Hans-Heinrich Dieter

Falsche Begriffe, falsches Verständnis   (20.03.2013)

 

SPIEGEL-online hatte morgens einen Artikel über die Reise des Bundespräsidenten nach Äthiopien überschrieben „Besuch der First Freundin“. Da hat wohl der Chefredakteur eingegriffen und nachmittags heißt die Ãœberschrift über demselben Artikel: „Gauck-Partnerin Daniela Schadt: Natürlich First Lady“. Ob Bundespräsident Gauck persönlich eingegriffen hat, das Bundespräsidialamt oder nur der aufmerksame Chefredakteur, ohne Anstoß von außen, werden wir nicht erfahren. Es ist auch unerheblich, denn sowohl „First Freundin“ als auch „First Lady“ sind falsche Begriffe und offenbaren ein falsches Verständnis.

In Deutschland haben wir eine parlamentarische Demokratie und verstehen uns als eine Republik. Die Gewalten sind entsprechend geteilt und die Volksvertreter vom Souverän, dem Volk, gewählt. Der Bundespräsident wird nicht vom Volk direkt gewählt und hat als Staatsoberhaupt vorwiegend repräsentative Aufgaben. Er ist zwar in der protokollarischen Rangfolge die Nummer 1 in Deutschland, das macht den Amtsinhaber aber noch nicht zum „First Gentleman“, denn „Gentleman“ ist im englischsprachigen Raum auch mit Persönlichkeitswerten verbunden, die zum Beispiel ein Herr Wulff offenbar nicht hat. Die Ehefrau oder Partnerin des Bundespräsidenten hat, anders als in den USA, keinen Einfluss auf die Wahl des Bundespräsidenten und sie hat keine Funktion, außer natürlich die wichtige Lebenspartnerin des Bundespräsidenten zu sein. Man sollte deswegen auch Begriffe, die nicht in unser demokratisches System passen wie „First Lady“, nicht aus dem Englischen übernehmen. Außerdem lehrt die Geschichte, dass Partnerinnen von Bundespräsidenten – wie die vorherige – nicht alle die Qualifikation zur Lady haben.

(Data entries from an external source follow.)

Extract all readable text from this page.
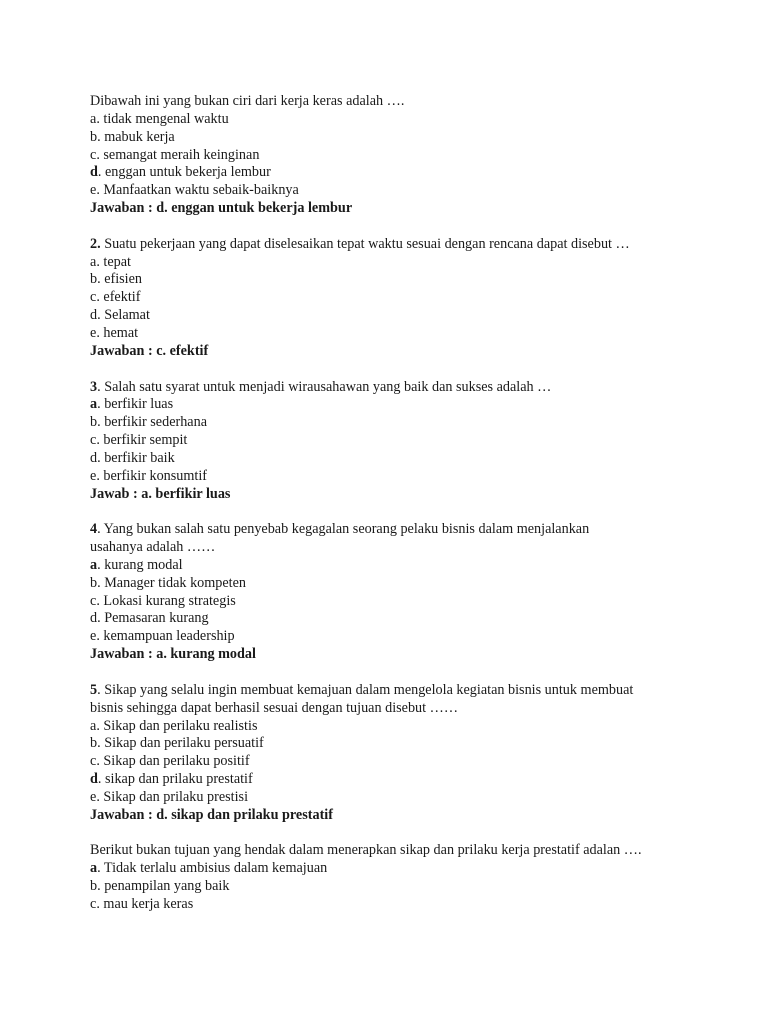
Dibawah ini yang bukan ciri dari kerja keras adalah ….
a. tidak mengenal waktu
b. mabuk kerja
c. semangat meraih keinginan
d. enggan untuk bekerja lembur
e. Manfaatkan waktu sebaik-baiknya
Jawaban : d. enggan untuk bekerja lembur
2. Suatu pekerjaan yang dapat diselesaikan tepat waktu sesuai dengan rencana dapat disebut …
a. tepat
b. efisien
c. efektif
d. Selamat
e. hemat
Jawaban : c. efektif
3. Salah satu syarat untuk menjadi wirausahawan yang baik dan sukses adalah …
a. berfikir luas
b. berfikir sederhana
c. berfikir sempit
d. berfikir baik
e. berfikir konsumtif
Jawab : a. berfikir luas
4. Yang bukan salah satu penyebab kegagalan seorang pelaku bisnis dalam menjalankan
usahanya adalah ……
a. kurang modal
b. Manager tidak kompeten
c. Lokasi kurang strategis
d. Pemasaran kurang
e. kemampuan leadership
Jawaban : a. kurang modal
5. Sikap yang selalu ingin membuat kemajuan dalam mengelola kegiatan bisnis untuk membuat
bisnis sehingga dapat berhasil sesuai dengan tujuan disebut ……
a. Sikap dan perilaku realistis
b. Sikap dan perilaku persuatif
c. Sikap dan perilaku positif
d. sikap dan prilaku prestatif
e. Sikap dan prilaku prestisi
Jawaban : d. sikap dan prilaku prestatif
Berikut bukan tujuan yang hendak dalam menerapkan sikap dan prilaku kerja prestatif adalan ….
a. Tidak terlalu ambisius dalam kemajuan
b. penampilan yang baik
c. mau kerja keras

Wie ursprünglich gedacht, sollte nur die Ehefrau des amerikanischen Präsidenten First Lady genannt werden.

Die protokollarische Nummer 2 ist der Bundestagspräsident, seine Ehefrau würde es sich wahrscheinlich verbitten, „Second Lady“ genannt zu werden.

Und die Bundeskanzlerin als protokollarische Nummer 3 und eigentliche politische „Powerfrau“ in Deutschland und Europa würde wahrscheinlich verständnislos schmunzeln, wenn man sie nach dem Befinden ihres „Third Gentleman“ fragen würde.